Symbolic complexity bounds help programmers understand the performance characteristics of their implementations. Existing work provides techniques for statically determining bounds of procedures with only simple control-flow. However, procedures with nested loops or multiple paths through a single loop are challenging. In this paper we describe two techniques, control-flow refinement and progress invariants, that together enable estimation of precise bounds for procedures with nested and multi-path loops.

Control-flow refinement transforms a multi-path loop into a semantically equivalent code fragment with simpler loops by making the structure of path-interleaving explicit. We show that this enables non-disjunctive invariant generation tools to find a bound on many procedures for which previous techniques were unable to prove termination.

Progress invariants characterize relationships between consecutive states that can arise at a program location.
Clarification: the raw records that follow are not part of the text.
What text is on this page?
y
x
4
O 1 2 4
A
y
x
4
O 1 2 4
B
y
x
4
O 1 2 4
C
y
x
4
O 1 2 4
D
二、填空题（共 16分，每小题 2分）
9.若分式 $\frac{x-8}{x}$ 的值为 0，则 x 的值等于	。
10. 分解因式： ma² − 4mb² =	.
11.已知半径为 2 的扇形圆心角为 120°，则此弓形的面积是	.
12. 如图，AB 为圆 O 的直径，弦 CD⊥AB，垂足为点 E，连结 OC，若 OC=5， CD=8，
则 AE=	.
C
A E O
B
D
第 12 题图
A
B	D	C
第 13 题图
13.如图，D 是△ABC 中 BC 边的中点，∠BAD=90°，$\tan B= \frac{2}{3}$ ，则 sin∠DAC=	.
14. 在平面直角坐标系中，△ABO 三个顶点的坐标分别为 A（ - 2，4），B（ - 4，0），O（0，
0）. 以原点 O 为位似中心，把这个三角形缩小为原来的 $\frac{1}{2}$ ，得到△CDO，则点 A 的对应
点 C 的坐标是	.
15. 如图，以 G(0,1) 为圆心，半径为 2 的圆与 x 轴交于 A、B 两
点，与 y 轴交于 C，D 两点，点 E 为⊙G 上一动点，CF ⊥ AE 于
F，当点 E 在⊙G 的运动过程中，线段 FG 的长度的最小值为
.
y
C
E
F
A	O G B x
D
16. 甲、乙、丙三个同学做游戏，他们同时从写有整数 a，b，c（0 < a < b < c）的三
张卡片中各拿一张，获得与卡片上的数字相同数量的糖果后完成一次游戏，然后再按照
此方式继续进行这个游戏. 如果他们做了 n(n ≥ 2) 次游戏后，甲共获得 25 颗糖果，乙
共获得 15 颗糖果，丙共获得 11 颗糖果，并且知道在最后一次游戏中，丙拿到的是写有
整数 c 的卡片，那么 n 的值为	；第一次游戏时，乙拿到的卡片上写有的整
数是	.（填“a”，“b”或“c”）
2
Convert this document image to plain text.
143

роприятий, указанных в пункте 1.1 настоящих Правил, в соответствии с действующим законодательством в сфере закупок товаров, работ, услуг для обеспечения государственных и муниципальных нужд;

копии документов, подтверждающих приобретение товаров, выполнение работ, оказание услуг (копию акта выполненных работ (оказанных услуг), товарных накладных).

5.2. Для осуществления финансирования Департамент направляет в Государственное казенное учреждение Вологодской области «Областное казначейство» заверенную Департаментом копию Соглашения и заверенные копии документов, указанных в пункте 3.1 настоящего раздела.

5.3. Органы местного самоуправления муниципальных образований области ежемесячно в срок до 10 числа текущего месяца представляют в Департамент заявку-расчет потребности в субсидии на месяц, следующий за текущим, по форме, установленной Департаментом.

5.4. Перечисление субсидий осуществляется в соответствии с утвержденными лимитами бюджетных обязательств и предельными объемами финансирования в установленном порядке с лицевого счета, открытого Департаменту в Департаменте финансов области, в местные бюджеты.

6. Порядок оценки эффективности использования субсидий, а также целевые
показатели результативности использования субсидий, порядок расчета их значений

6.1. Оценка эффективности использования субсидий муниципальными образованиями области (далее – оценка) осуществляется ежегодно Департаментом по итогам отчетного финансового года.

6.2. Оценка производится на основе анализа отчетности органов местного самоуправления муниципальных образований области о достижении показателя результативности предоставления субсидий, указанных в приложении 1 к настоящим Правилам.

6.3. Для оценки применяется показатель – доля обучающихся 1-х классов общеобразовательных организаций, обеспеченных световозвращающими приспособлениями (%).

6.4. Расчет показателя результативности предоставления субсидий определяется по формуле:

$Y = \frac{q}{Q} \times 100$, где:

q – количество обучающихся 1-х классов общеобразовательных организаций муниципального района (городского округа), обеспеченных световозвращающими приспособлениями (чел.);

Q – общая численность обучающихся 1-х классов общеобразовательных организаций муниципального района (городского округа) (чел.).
We further present an algorithm that uses progress invariants to compute precise bounds for nested loops. The utility of each of the above techniques go beyond our application to symbolic bound analysis. In particular, we discuss applications of control-flow refinement to proving safety properties that otherwise require disjunctive invariants. We also discuss applications of progress invariants to proving fair termination.

We have applied our methodology to a significant commercial product and were able to find symbolic bounds for 90% of the loops. We are not aware of any other published results that report experiences running a bound analysis on a real code-base.